Mr Shaher said: “We received 10 dead children and 28 wounded, all under the age of 15, who are victims of airstrikes”.

Meanwhile, the United States has recently approved the sale of more than 130 Abrams tanks, 20 armored recovery vehicles and other equipment worth about $1.15 billion to Saudi Arabia, to further boost the Saudi war machine against the Arabian Peninsula country.

Rights groups and U.N. agencies say that more than 9,000 people have been killed during the conflict, which pushed the Arab world’s poorest nation to the brink of starvation.

Human Rights Watch later examined the bomb fragments found at the site and determined they came from a “US-made satellite-guided bomb”.

More than three months of peace talks brokered by the United Nations ended August 6, and coalition airstrikes, which had paused for five months, resumed nearly immediately, along with reports of civilian casualties.

The internationally recognized government-in-exile, led by President Abed Rabbo Mansour Hadi, considers that body illegitimate.

The militants have since repeatedly withdrawn from and then returned to Zinjibar and Jaar, the capital of Abyan and the province’s second largest city.

Coalition spokesman General Ahmed Assiri denied targeting a school, instead accusing Houthi clan supporters of de-facto president Ali Abdullah Saleh of using “children as recruits”.

Al-Qaida seized both Zinjibar and Jaar previous year, exploiting the chaos of Yemen’s civil war, which pits an array of pro-government forces against Shiite Houthi rebels.
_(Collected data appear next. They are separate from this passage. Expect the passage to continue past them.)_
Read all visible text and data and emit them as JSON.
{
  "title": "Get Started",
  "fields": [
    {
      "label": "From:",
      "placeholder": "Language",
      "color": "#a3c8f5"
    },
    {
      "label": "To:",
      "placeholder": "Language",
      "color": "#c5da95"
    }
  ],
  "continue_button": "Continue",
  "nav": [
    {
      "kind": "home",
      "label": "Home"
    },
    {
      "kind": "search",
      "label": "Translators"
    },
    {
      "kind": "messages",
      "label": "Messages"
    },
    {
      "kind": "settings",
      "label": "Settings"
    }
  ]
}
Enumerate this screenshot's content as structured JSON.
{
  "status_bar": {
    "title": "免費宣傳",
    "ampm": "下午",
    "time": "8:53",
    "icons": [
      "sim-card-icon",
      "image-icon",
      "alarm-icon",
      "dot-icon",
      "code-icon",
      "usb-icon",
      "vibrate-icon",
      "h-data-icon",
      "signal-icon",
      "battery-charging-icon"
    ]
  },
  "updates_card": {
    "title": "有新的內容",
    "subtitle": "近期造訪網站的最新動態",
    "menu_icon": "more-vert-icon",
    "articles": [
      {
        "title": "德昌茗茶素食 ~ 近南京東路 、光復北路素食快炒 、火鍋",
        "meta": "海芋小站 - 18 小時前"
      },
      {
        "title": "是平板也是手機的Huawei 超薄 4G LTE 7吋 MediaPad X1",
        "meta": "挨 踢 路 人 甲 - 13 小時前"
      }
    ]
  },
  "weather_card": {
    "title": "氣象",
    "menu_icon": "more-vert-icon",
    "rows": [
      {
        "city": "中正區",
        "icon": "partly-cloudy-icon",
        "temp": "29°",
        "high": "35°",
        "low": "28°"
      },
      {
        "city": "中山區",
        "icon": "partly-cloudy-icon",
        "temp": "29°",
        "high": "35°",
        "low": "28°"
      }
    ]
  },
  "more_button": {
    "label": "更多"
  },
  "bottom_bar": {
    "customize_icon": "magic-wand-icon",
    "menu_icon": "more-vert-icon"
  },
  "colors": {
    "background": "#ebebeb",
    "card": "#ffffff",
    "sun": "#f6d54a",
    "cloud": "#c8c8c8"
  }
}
The Houthi-held Saba news agency also reported the airstrike.

The Arab coalition launched its air war against the Houthis on March 26, 2015.

In June, the United Nations placed the Saudi coalition on a blacklist of states and armed groups that kill and maim children in war.

Advertisement

In Saudi Arabia, the civil defence agency announced that five foreign residents were wounded in shelling from Yemen Saturday in the Jazan border region, without giving their nationalities.